'Gentle' Canada Eyes Death Penalty Again

GRIPPED by the grisly details of a sensational murder trial and a growing fear of violent crime, Canadians are debating whether to bring back the death penalty after nearly two decades without it.

The ongoing downtown Toronto trial of former accountant Paul Bernardo for the sex-related murders of two young women has given new impetus to an already widespread public demand for tougher criminal penalties, analysts say.

A poll released July 10 by the Toronto-based Angus Reid Group polling company shows that 69 percent of Canadians favor reinstating the death penalty. And crime currently ranked second on Canadians' list of top concerns, next to the economy.

Jesse O'Connor, from Aurora, Ont., who has traveled to Toronto for the weekend stands outside the Bernardo courthouse gazing through the glass doors. He would like to see reinstatement of the death penalty. ''It's true that Canada's image of itself is less violent than America's,'' he says. ''But life is starting to change here. People are getting fed up with crime. People want to get tough. And [adopting] the death penalty would be a good place to start.''

That view is in sync with Reform Party leader Preston Manning, who is turning up the heat on the Liberal Party of Prime Minister Jean Chretien. Mr. Manning is campaigning for a binding national referendum this fall on reinstating the death penalty. Critics accuse Manning of exploiting the emotions surrounding the Bernardo trial, which has been called Canada's trial of the century. But Manning is unapologetic.

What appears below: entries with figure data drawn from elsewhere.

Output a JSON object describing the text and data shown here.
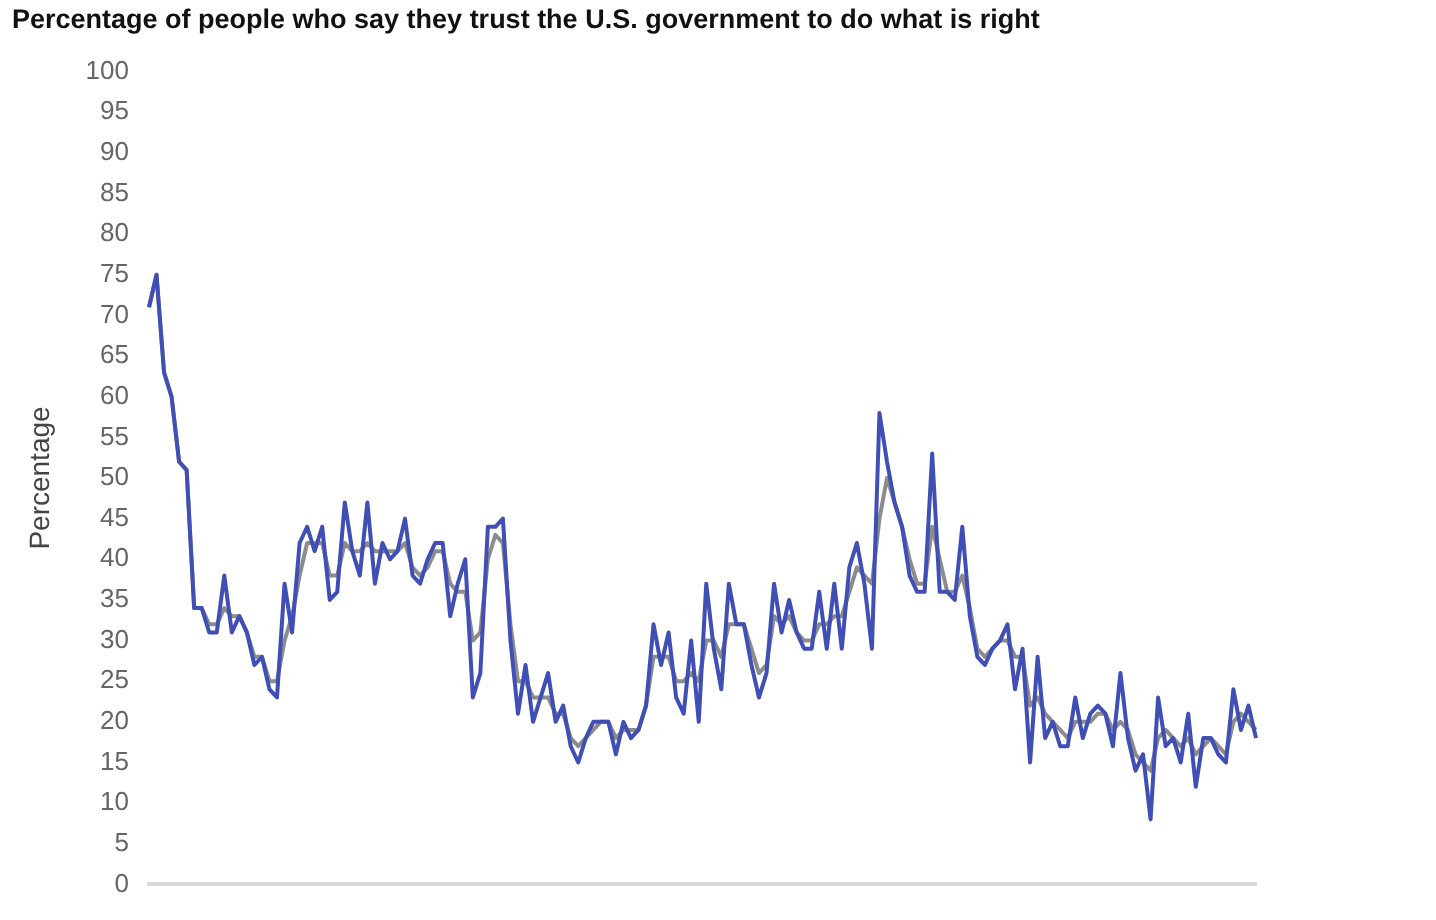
{
  "chart_data": {
    "type": "line",
    "title": "Percentage of people who say they trust the U.S. government to do what is right",
    "ylabel": "Percentage",
    "categories": [
      null,
      null,
      null,
      null,
      null,
      null,
      null,
      null,
      null,
      null,
      null,
      null,
      null,
      null,
      null,
      null,
      null,
      null,
      null,
      null,
      null,
      null,
      null,
      null,
      null,
      null,
      null,
      null,
      null,
      null,
      null,
      null,
      null,
      null,
      null,
      null,
      null,
      null,
      null,
      null,
      null,
      null,
      null,
      null,
      null,
      null,
      null,
      null,
      null,
      null,
      null,
      null,
      null,
      null,
      null,
      null,
      null,
      null,
      null,
      null,
      null,
      null,
      null,
      null,
      null,
      null,
      null,
      null,
      null,
      null,
      null,
      null,
      null,
      null,
      null,
      null,
      null,
      null,
      null,
      null,
      null,
      null,
      null,
      null,
      null,
      null,
      null,
      null,
      null,
      null,
      null,
      null,
      null,
      null,
      null,
      null,
      null,
      null,
      null,
      null,
      null,
      null,
      null,
      null,
      null,
      null,
      null,
      null,
      null,
      null,
      null,
      null,
      null,
      null,
      null,
      null,
      null,
      null,
      null,
      null,
      null,
      null,
      null,
      null,
      null,
      null,
      null,
      null,
      null,
      null,
      null,
      null,
      null,
      null,
      null,
      null,
      null,
      null,
      null,
      null,
      null,
      null,
      null,
      null,
      null,
      null,
      null,
      null
    ],
    "series": [
      {
        "color": "#3f4fb5",
        "values": [
          71,
          75,
          63,
          60,
          52,
          51,
          34,
          34,
          31,
          31,
          38,
          31,
          33,
          31,
          27,
          28,
          24,
          23,
          37,
          31,
          42,
          44,
          41,
          44,
          35,
          36,
          47,
          41,
          38,
          47,
          37,
          42,
          40,
          41,
          45,
          38,
          37,
          40,
          42,
          42,
          33,
          37,
          40,
          23,
          26,
          44,
          44,
          45,
          30,
          21,
          27,
          20,
          23,
          26,
          20,
          22,
          17,
          15,
          18,
          20,
          20,
          20,
          16,
          20,
          18,
          19,
          22,
          32,
          27,
          31,
          23,
          21,
          30,
          20,
          37,
          29,
          24,
          37,
          32,
          32,
          27,
          23,
          26,
          37,
          31,
          35,
          31,
          29,
          29,
          36,
          29,
          37,
          29,
          39,
          42,
          37,
          29,
          58,
          52,
          47,
          44,
          38,
          36,
          36,
          53,
          36,
          36,
          35,
          44,
          33,
          28,
          27,
          29,
          30,
          32,
          24,
          29,
          15,
          28,
          18,
          20,
          17,
          17,
          23,
          18,
          21,
          22,
          21,
          17,
          26,
          18,
          14,
          16,
          8,
          23,
          17,
          18,
          15,
          21,
          12,
          18,
          18,
          16,
          15,
          24,
          19,
          22,
          18
        ]
      },
      {
        "color": "#8c8c8c",
        "values": [
          71,
          75,
          63,
          60,
          52,
          51,
          34,
          34,
          32,
          32,
          34,
          33,
          33,
          31,
          28,
          28,
          25,
          25,
          30,
          33,
          38,
          42,
          42,
          42,
          38,
          38,
          42,
          41,
          41,
          42,
          41,
          41,
          41,
          41,
          42,
          39,
          38,
          39,
          41,
          41,
          37,
          36,
          36,
          30,
          31,
          40,
          43,
          42,
          32,
          25,
          25,
          23,
          23,
          23,
          21,
          21,
          18,
          17,
          18,
          19,
          20,
          20,
          18,
          19,
          19,
          19,
          22,
          28,
          28,
          28,
          25,
          25,
          26,
          25,
          30,
          30,
          28,
          32,
          32,
          32,
          29,
          26,
          27,
          33,
          32,
          33,
          31,
          30,
          30,
          32,
          32,
          33,
          33,
          36,
          39,
          38,
          37,
          45,
          50,
          47,
          44,
          40,
          37,
          37,
          44,
          40,
          36,
          36,
          38,
          34,
          29,
          28,
          29,
          30,
          30,
          28,
          28,
          22,
          23,
          21,
          20,
          19,
          18,
          20,
          20,
          20,
          21,
          21,
          19,
          20,
          19,
          16,
          15,
          14,
          18,
          19,
          18,
          17,
          18,
          16,
          17,
          18,
          17,
          16,
          20,
          21,
          20,
          19
        ]
      }
    ],
    "ylim": [
      0,
      100
    ],
    "yticks": [
      0,
      5,
      10,
      15,
      20,
      25,
      30,
      35,
      40,
      45,
      50,
      55,
      60,
      65,
      70,
      75,
      80,
      85,
      90,
      95,
      100
    ],
    "tick_labels": "y",
    "grid": false,
    "legend": false,
    "marker": "none",
    "line_style": "solid"
  }
}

''We need to send a clear and unequivocal signal to those among us who formulate and carry out deliberate plans to stalk, capture, abuse, and kill other human beings,'' he wrote in a recent opinion article in the Globe and Mail.

Canada's Parliament under then-Prime Minister Pierre Trudeau abolished the death penalty in 1976. The last execution, by hanging, was in 1962.

Canada's toughest penalty, for first-degree murder, is life in prison without parole for 25 years. Even in such cases, however, good behavior makes early parole possible after 15 years.

That's too soon, says Manning, who argues that Canadian law does not deal harshly enough with criminals.

The death-penalty issue has become a sort of fracture-line issue that, like the debate over gun control, could split the ruling Liberal Party - or else make it appear soft on crime if it opposes a referendum.

''There has always been broad popular support for a death penalty in Canada,'' says Philip Stenning, professor of criminology at the University of Toronto. ''On the other hand, we've had parliamentary votes on it and it has been consistently voted down. This is a common phenomenon in Canada - representatives in Parliament don't entirely reflect the majority view on this matter.''

Canada's last big debate on the issue was in 1987, when former Prime Minister Brian Mulroney rallied his party to defeat by 148 to 127 a bill to reinstate capital punishment.

Some critics worry that innocent people would be convicted and executed.

Still, sentiment for the death penalty runs surprisingly deep in a country whose citizens tend to distinguish theirs as a ''kinder, gentler'' society than that in the United States. Professor Stenning says violent crime is falling across Canada. Yet pollsters show fear of crime growing nationwide.

''I just think it would act as a deterrent [to crime],'' says Connie Liu, standing outside the courthouse where Bernardo is on trial. People who commit such crimes [like the double murder Bernardo is alleged to have committed] ''should get what they deserve,'' she says.